Almost every cloud instance I can find defaults one CPU. Why is this only one CPU now, and should I expect this to increase in the future?
Does this design impact my code design so that I exclude technologies like Task Parallel Library?
This is on topic to Programmers.SE because it impacts the long-term scalability of muti-threaded code on cloud platforms.
3
Cloud computing deals with ridiculously parallel problems by default, like serving up resources from a URL. There are several ways to achieve parallelism, regardless of the number of cores you have. You should build your application knowing how you intend to take advantage of it. You can get cloud instances with multiple cores and lots of RAM, but they cost more.
Most web services run within an embedded web server (like Spring Boot web services for example). The parallelism you need is taken care of by the server, so as long as you don’t add points of contention your service remains ridiculously parallel and you don’t have to think about threads at all.

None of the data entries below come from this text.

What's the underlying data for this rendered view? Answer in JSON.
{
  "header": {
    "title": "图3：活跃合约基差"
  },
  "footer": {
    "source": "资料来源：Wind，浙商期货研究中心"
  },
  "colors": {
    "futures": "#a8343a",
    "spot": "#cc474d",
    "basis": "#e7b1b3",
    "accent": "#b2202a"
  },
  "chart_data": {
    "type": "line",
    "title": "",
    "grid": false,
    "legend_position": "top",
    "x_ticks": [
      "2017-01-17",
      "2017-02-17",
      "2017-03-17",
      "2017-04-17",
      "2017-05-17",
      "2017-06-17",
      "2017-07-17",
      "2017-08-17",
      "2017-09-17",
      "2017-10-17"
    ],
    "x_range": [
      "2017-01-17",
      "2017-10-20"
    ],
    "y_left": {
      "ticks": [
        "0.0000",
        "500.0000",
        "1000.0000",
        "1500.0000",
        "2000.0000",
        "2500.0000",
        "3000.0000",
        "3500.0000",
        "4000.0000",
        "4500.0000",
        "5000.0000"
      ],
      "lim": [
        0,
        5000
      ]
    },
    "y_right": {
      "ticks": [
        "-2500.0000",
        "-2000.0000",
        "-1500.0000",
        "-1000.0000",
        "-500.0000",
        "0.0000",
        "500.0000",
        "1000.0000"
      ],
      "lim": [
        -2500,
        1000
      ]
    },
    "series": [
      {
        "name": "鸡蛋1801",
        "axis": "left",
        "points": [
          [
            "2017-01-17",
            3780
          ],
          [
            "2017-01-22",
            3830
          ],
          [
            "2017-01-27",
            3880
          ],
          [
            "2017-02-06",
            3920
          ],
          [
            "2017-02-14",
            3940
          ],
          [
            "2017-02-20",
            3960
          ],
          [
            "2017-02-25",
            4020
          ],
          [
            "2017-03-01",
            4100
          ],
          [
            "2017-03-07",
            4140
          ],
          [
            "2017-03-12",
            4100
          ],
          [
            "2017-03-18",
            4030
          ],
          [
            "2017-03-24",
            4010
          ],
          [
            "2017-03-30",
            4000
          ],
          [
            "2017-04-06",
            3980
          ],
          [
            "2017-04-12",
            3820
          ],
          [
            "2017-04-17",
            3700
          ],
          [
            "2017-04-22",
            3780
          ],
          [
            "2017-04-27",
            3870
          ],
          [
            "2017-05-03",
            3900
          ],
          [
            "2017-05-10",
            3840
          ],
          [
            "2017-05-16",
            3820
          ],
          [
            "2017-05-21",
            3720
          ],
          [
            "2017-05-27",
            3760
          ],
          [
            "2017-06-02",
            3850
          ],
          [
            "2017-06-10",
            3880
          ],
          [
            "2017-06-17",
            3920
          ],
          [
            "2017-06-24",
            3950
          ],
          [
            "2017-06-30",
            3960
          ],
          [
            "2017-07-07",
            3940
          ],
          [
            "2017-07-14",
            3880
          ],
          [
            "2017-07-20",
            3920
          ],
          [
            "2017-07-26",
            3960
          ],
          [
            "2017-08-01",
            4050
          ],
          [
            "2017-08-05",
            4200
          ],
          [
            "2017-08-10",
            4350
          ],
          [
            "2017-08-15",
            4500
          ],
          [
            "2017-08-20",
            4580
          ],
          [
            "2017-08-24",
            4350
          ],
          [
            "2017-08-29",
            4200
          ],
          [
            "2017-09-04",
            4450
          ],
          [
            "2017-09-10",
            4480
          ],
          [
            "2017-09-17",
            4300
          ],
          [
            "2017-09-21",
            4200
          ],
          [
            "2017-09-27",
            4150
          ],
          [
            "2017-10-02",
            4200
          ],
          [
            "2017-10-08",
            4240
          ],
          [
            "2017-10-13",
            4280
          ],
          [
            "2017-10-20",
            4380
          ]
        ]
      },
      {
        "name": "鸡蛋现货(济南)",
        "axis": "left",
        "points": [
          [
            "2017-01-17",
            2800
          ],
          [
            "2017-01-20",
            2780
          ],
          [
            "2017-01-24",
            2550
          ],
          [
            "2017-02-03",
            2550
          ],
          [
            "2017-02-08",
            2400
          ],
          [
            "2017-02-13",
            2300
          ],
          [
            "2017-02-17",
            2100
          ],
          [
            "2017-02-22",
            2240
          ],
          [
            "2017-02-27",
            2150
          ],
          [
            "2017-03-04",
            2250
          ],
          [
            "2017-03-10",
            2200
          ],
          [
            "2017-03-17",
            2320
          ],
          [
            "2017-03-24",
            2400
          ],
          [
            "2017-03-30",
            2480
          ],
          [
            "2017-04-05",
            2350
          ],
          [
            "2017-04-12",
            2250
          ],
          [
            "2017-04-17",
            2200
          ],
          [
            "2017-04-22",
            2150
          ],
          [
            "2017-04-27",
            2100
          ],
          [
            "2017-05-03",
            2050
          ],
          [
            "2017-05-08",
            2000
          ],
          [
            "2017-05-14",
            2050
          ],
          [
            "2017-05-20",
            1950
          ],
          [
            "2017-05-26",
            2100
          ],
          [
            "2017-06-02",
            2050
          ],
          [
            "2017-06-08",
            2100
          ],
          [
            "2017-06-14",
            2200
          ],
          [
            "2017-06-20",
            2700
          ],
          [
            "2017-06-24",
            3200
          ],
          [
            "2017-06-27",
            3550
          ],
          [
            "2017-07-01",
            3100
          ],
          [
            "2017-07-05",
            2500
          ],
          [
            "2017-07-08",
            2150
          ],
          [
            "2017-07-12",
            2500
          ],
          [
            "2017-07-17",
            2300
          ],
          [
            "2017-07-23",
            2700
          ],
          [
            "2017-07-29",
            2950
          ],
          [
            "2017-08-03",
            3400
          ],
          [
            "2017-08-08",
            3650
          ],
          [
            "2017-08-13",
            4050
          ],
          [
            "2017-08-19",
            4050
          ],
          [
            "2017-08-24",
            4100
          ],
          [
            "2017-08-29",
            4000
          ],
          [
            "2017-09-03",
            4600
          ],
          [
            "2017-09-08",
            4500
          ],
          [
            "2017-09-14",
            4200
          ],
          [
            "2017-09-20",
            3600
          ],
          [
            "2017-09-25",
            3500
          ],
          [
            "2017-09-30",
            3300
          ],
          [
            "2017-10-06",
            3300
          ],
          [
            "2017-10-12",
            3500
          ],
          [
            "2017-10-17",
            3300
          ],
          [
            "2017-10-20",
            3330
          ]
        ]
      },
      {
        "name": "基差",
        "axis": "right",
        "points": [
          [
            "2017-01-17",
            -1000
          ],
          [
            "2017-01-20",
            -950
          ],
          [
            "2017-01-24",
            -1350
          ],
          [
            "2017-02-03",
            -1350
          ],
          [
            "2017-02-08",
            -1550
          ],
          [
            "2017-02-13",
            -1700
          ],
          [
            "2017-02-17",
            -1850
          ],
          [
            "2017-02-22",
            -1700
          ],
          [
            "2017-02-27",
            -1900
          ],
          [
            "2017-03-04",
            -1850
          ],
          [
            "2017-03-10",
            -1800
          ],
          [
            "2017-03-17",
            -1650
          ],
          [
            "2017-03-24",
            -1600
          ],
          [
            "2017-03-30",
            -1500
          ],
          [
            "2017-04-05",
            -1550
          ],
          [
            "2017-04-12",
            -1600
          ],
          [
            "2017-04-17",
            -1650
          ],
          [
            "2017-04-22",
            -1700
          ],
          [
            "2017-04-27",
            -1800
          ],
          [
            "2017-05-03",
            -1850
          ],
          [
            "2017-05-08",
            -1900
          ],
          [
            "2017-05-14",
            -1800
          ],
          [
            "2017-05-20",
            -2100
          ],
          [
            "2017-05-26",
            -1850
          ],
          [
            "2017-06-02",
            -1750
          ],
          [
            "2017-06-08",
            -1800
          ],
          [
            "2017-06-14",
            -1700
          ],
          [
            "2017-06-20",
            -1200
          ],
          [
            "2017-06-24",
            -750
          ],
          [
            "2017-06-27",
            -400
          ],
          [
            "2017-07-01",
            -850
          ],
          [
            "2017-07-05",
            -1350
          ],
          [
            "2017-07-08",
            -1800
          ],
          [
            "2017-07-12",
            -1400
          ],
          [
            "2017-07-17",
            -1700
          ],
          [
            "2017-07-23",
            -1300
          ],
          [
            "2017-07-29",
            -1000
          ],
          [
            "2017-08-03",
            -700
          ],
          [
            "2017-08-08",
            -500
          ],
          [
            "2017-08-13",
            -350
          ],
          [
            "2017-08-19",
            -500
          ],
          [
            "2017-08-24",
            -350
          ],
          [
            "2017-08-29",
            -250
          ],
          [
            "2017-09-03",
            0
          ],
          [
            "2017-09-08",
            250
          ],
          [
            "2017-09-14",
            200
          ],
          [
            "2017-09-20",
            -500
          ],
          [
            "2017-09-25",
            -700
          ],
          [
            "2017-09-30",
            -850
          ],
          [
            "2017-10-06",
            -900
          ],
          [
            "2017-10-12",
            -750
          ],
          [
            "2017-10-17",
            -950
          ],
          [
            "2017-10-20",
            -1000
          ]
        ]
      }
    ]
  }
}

That said, one service can only handle so many clients at once. That’s why cloud solutions typically bring another instance online and distribute traffic between the instances of your service. Many times it is much cheaper to have another instance for a short burst of traffic than it is to have one instance with multiple cores.
What you aren’t seeing is that your service is usually hosted on a server with multiple cores, but it only looks like one to you. When you have multiple copies of your web service running, you are also using multiple cores.
The point being the parallelism is there, you just need to know how not to mess it up. For that you need to understand how parallelism works, etc.
You mentioned the Task Parallel Library, and that is a key feature in Microsoft’s approach for web services–particularly when paired with async
and await
. Understanding how that works will really help your application handle more concurrent users. It is time well spent.
No, you actually should. I would even go as far as to say – everyone should.
Parallel programming is actually a huge problem for the whole industry, it’s a topic universities, tutorials, project managers and architects usually shy away from. This is bad, very bad, and should be fixed ASAP.
Parallel programming is not actually that hard, but it needs a different mindset that most people are not comfortable with. Decent multi-threaded apps can be written with just knowing and abiding by the rule that all function calls should be reentrant and shared objects protected. This solves most of the problems.
But getting used to that is problematic. Documentation is not always threading aware, or does not explicitly talk about threads. Bread and butter safety nets like unit-tests fail miserably in parallel programming. Thread joining and abnormal termination/cancellation is a huge issue. And deadlocks are one scary thing as soon as people start getting overly creative.
This extra complexity is enough that most people just forget about extra threads, heck, even I used to, and even now I sometimes “forget” about threads. This is also a perfect way for cloud providers to forget about multi-cores, and run more VMs on the base hardware.
But this is wrong, computing power growth is in threads now, we as programmers have to get used to the new world, and we should try to use the threads whenever possible.
1
For sure, you should plan for the execution environment you are expecting to use.
The cloud platform I use lets me define VMs with multiple CPUs. If explicit parallelism is important to you, select a different vendor.
This certainly hampers concurrency prospects, but there are cases when a single-threaded program running on a single core could still benefit from multiple threads : every time the thread waits for something (e.g. blocking IO).
Let’s say this program executes a set of similar tasks where each involves C compute time and W wait time, then to keep the single core fully utilized you need W/C threads.
Here’s the general formula, given those definitions:
Ncpu = number of CPUs
Ucpu = target CPU utilization; 0 <= Ucpu <= 1
W/C = ratio of wait time to compute time
The optimal number of threads to keep CPUs at the dezired utilisation is :
Nthreads = Ncpu * Ucpu * (W/C)
This means that multiple threads do not improve performance (only) when there are more runnable threads than available CPUs.
Generally in the cloud you want to “scale horizontally” instead of vertically. Elastically adding VMs to handle peak loads reduces your cost, whereas CPUs/cores generally can’t be added or removed elastically.